A Rapid Method For Retroviral Mediated Subtyping Of Complementation Group In Fanconi Anemia Patients

Fanconi anemia (FA) is a rare autosomal recessive disorder that results from mutations in at least eleven different genes (A, B, C, D1, D2, E, F, G, I, J, L). Recent studies have demonstrated that clinical progression of the disease may be influenced by inter- and intra-genic variations, underlining the importance of subtyping complementation groups. Previously we have utilized retroviral mediated gene transfer of FA cDNAs and subsequent analysis for the correction of hypersensitivity to Mitomycin C, to develop a valid method for subtyping of groups (Hanenberg et al., 2002). However, for lymphoblastic cell lines (LCL), G418 selection was required to compensate for low transduction efficiencies achieved. In the present study we have utilized RD114/GALV psuedotyped (high titer stable producer clones) bicistronic retroviral vectors that coexpress EGFP. This results in higher transduction efficiencies in LCLs (20–70% for C, F, G and 10–20 % for A vector) and allows for specific analysis of transduced EGFP-positive cells within the bulk cultures, thus obviating the need for selection. In addition, the assay relies on the correction of G2/M arrest that is analyzed by FLOW, further reducing the assay time. After transduction with cDNA-containing vectors for groups A, C, F and G, cells are exposed for 48 hours to the alkylating agent Melphalan, stained with Hoechst 33342 dye and cell cycle analysis for FA-specific G2/M arrest is performed by flow cytometry.
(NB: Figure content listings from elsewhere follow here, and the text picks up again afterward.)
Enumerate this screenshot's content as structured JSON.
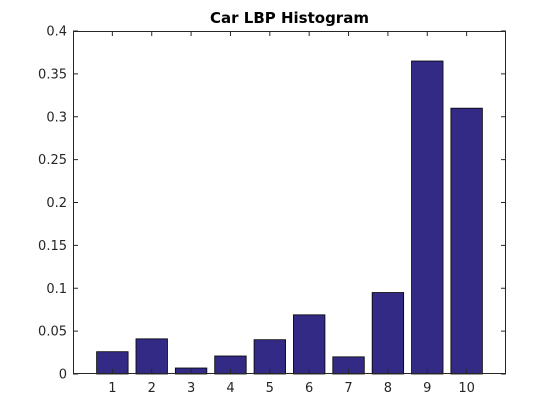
{
  "chart_data": {
    "type": "bar",
    "title": "Car LBP Histogram",
    "xlabel": "",
    "ylabel": "",
    "categories": [
      "1",
      "2",
      "3",
      "4",
      "5",
      "6",
      "7",
      "8",
      "9",
      "10"
    ],
    "values": [
      0.026,
      0.041,
      0.007,
      0.021,
      0.04,
      0.069,
      0.02,
      0.095,
      0.365,
      0.31
    ],
    "ylim": [
      0,
      0.4
    ],
    "xlim": [
      0,
      11
    ],
    "yticks": [
      "0",
      "0.05",
      "0.1",
      "0.15",
      "0.2",
      "0.25",
      "0.3",
      "0.35",
      "0.4"
    ],
    "ytick_values": [
      0,
      0.05,
      0.1,
      0.15,
      0.2,
      0.25,
      0.3,
      0.35,
      0.4
    ],
    "grid": false,
    "bar_color": "#332a85",
    "bar_edge_color": "#000000"
  }
}
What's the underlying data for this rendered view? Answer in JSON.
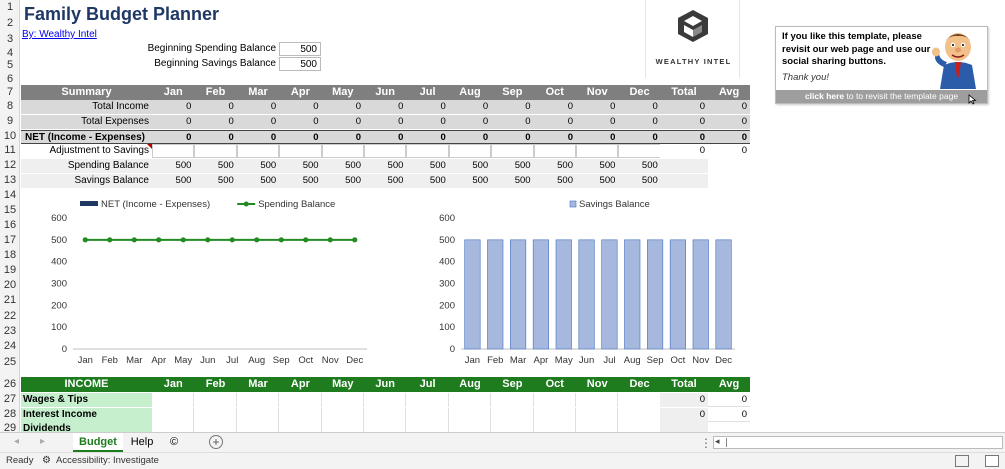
{
  "title": "Family Budget Planner",
  "byline": "By: Wealthy Intel",
  "balances": {
    "spending_label": "Beginning Spending Balance",
    "spending_value": "500",
    "savings_label": "Beginning Savings Balance",
    "savings_value": "500"
  },
  "logo": {
    "text": "WEALTHY INTEL"
  },
  "promo": {
    "text": "If you like this template, please revisit our web page and use our social sharing buttons.",
    "thanks": "Thank you!",
    "cta_bold": "click here",
    "cta_rest": " to to revisit the template page"
  },
  "months": [
    "Jan",
    "Feb",
    "Mar",
    "Apr",
    "May",
    "Jun",
    "Jul",
    "Aug",
    "Sep",
    "Oct",
    "Nov",
    "Dec"
  ],
  "summary": {
    "header": "Summary",
    "total_label": "Total",
    "avg_label": "Avg",
    "rows": [
      {
        "label": "Total Income",
        "values": [
          "0",
          "0",
          "0",
          "0",
          "0",
          "0",
          "0",
          "0",
          "0",
          "0",
          "0",
          "0"
        ],
        "total": "0",
        "avg": "0"
      },
      {
        "label": "Total Expenses",
        "values": [
          "0",
          "0",
          "0",
          "0",
          "0",
          "0",
          "0",
          "0",
          "0",
          "0",
          "0",
          "0"
        ],
        "total": "0",
        "avg": "0"
      },
      {
        "label": "NET (Income - Expenses)",
        "values": [
          "0",
          "0",
          "0",
          "0",
          "0",
          "0",
          "0",
          "0",
          "0",
          "0",
          "0",
          "0"
        ],
        "total": "0",
        "avg": "0"
      },
      {
        "label": "Adjustment to Savings",
        "values": [
          "",
          "",
          "",
          "",
          "",
          "",
          "",
          "",
          "",
          "",
          "",
          ""
        ],
        "total": "0",
        "avg": "0"
      },
      {
        "label": "Spending Balance",
        "values": [
          "500",
          "500",
          "500",
          "500",
          "500",
          "500",
          "500",
          "500",
          "500",
          "500",
          "500",
          "500"
        ],
        "total": "",
        "avg": ""
      },
      {
        "label": "Savings Balance",
        "values": [
          "500",
          "500",
          "500",
          "500",
          "500",
          "500",
          "500",
          "500",
          "500",
          "500",
          "500",
          "500"
        ],
        "total": "",
        "avg": ""
      }
    ]
  },
  "income": {
    "header": "INCOME",
    "total_label": "Total",
    "avg_label": "Avg",
    "rows": [
      {
        "label": "Wages & Tips",
        "total": "0",
        "avg": "0"
      },
      {
        "label": "Interest Income",
        "total": "0",
        "avg": "0"
      },
      {
        "label": "Dividends",
        "total": "",
        "avg": ""
      }
    ]
  },
  "row_numbers": [
    "1",
    "2",
    "3",
    "4",
    "5",
    "6",
    "7",
    "8",
    "9",
    "10",
    "11",
    "12",
    "13",
    "14",
    "15",
    "16",
    "17",
    "18",
    "19",
    "20",
    "21",
    "22",
    "23",
    "24",
    "25",
    "26",
    "27",
    "28",
    "29"
  ],
  "chart_data": [
    {
      "type": "line",
      "title": "",
      "categories": [
        "Jan",
        "Feb",
        "Mar",
        "Apr",
        "May",
        "Jun",
        "Jul",
        "Aug",
        "Sep",
        "Oct",
        "Nov",
        "Dec"
      ],
      "series": [
        {
          "name": "NET (Income - Expenses)",
          "kind": "bar",
          "color": "#1f3864",
          "values": [
            0,
            0,
            0,
            0,
            0,
            0,
            0,
            0,
            0,
            0,
            0,
            0
          ]
        },
        {
          "name": "Spending Balance",
          "kind": "line",
          "color": "#228b22",
          "values": [
            500,
            500,
            500,
            500,
            500,
            500,
            500,
            500,
            500,
            500,
            500,
            500
          ]
        }
      ],
      "yticks": [
        "0",
        "100",
        "200",
        "300",
        "400",
        "500",
        "600"
      ],
      "ylim": [
        0,
        600
      ],
      "legend": "top"
    },
    {
      "type": "bar",
      "title": "",
      "categories": [
        "Jan",
        "Feb",
        "Mar",
        "Apr",
        "May",
        "Jun",
        "Jul",
        "Aug",
        "Sep",
        "Oct",
        "Nov",
        "Dec"
      ],
      "series": [
        {
          "name": "Savings Balance",
          "color": "#a6b8de",
          "values": [
            500,
            500,
            500,
            500,
            500,
            500,
            500,
            500,
            500,
            500,
            500,
            500
          ]
        }
      ],
      "yticks": [
        "0",
        "100",
        "200",
        "300",
        "400",
        "500",
        "600"
      ],
      "ylim": [
        0,
        600
      ],
      "legend": "top"
    }
  ],
  "tabs": [
    {
      "label": "Budget",
      "active": true
    },
    {
      "label": "Help",
      "active": false
    },
    {
      "label": "©",
      "active": false
    }
  ],
  "status": {
    "ready": "Ready",
    "accessibility": "Accessibility: Investigate"
  }
}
The percentage of EGFP-positive cells in the G2/M phase of cell cycle for each vector is calculated and compared using the MODFIT software. A complementation group is identified when correction in the G2/M arrest occurs. Results obtained with the assay matched the complementation group known for 12 control LCLs tested. We report here the results obtained for 39 FA patients with unknown complementation groups using this new assay. Of the 39 cell lines tested, complementation group was identified for 20 lines [FA-A(17), FA-C(1), FA-F(1), FA-G(1)], while 15 lines were typed as Non A/C/F/G. Cells from 4 patients did not undergo G2/M arrest. Mutation analysis by direct sequencing of genomic DNA after DHPLC completed for 11 patients thus far, has detected a mutation in one or both alleles confirming the results of the rapid complementation assay in every case (Table). For the 15 cell lines typed as Non A/C/F/G, additional studies including vectors for the FA genes FANCD2, FANCE, FANCL are underway.